Job Requirements and Responsibilities
To be considered for this position, you must have an active TS/SCI W/ Polygraph security clearance (U.S. citizenship required).
The Cloud Systems Administrator will contribute to:
- Provide support for implementation, troubleshooting, and maintenance of IT systems.
- Manage IT system infrastructure and related processes.
- Support day-to-day operations, monitoring, and problem resolution for client/server/storage/network devices and mobile devices.
- Deliver Tier 1 (Help Desk) and Tier 2 (Escalation) problem diagnosis and resolution.
- Support escalation processes and communicate status updates to management and customers.
- Configure and manage UNIX and Windows operating systems, including troubleshooting and network configuration, to enhance system reliability and performance.
The role also involves supporting large clusters, requiring:
- At least three years of experience in system administration and monitoring of large distributed systems, including multiple clusters, spanning at least 3 racks with a minimum of 60 nodes per site.
- Experience diagnosing and troubleshooting large-scale cloud computing systems, with familiarity in distributed storage and retrieval technologies such as Hadoop, Cassandra, Scality, Swift, Gluster, Lustre, GPFS, Amazon S3, or similar big data or HPC technologies.
- Ability to work within a team, follow SOPs, communicate effectively, accept feedback, and receive guidance from senior technical staff.
- Willingness to learn new technologies and leverage team resources for professional growth.
- Independently handle complex tasks and mentor junior staff.
- Experience in planning, leading, and managing complex technical projects involving multiple teams.
Additional technical skills include:
- Five years of experience scripting with Bash, Perl, or Python.
- Seven years of experience with Linux core components, including LDAP, DHCP, DNS, and TFTP management.
- Experience with configuration management tools like Puppet and SALT.

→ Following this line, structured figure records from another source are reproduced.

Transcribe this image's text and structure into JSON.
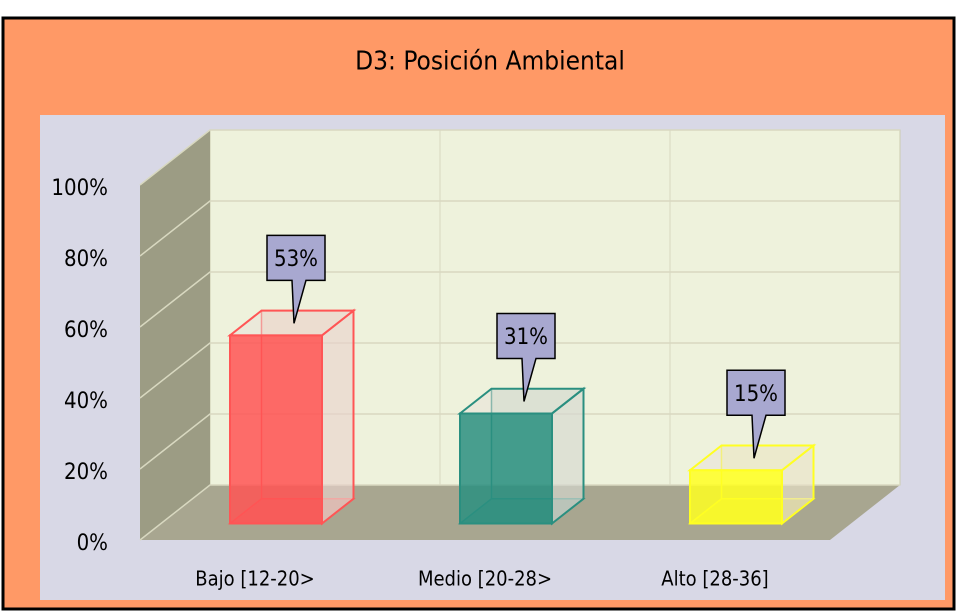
{
  "chart_data": {
    "type": "bar3d",
    "title": "D3: Posición Ambiental",
    "categories": [
      "Bajo [12-20>",
      "Medio [20-28>",
      "Alto [28-36]"
    ],
    "values": [
      53,
      31,
      15
    ],
    "value_labels": [
      "53%",
      "31%",
      "15%"
    ],
    "colors": [
      "#ff5555",
      "#2a8f80",
      "#ffff22"
    ],
    "ylim": [
      0,
      100
    ],
    "yticks": [
      {
        "value": 0,
        "label": "0%"
      },
      {
        "value": 20,
        "label": "20%"
      },
      {
        "value": 40,
        "label": "40%"
      },
      {
        "value": 60,
        "label": "60%"
      },
      {
        "value": 80,
        "label": "80%"
      },
      {
        "value": 100,
        "label": "100%"
      }
    ],
    "grid": true
  }
}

- Expertise in Linux PXE/network provisioning, RAID utilities, TFTP, and disk scripting.
- Experience troubleshooting hardware via remote utilities such as VNC, serial over LAN, IPMI, and BIOS configurations.
- Understanding of corporate architecture, openSSL, and Java keystores.
- Experience with hardware troubleshooting, including SGI/HP systems.
Education: Three years of relevant experience is required; a Bachelor’s Degree in Engineering, Systems Engineering, Computer Science, or Mathematics is highly desirable and equivalent to two years of experience. A Hadoop/Cloud System Administrator Certification or similar is required.
Preferred additional skills include:
- Knowledge of SSH tunneling, SOCKS proxies, and utilities like rysn, pdsh, pdcp, WinSCP.
- Basic network concepts such as VLANs, port channel bonding, and switch interactions.
- Experience with load balancers like HAProxy and NGINX.
- Experience with Kubernetes, Docker, log aggregation tools like Elasticsearch, Logstash, Grafana, and Rsyslog.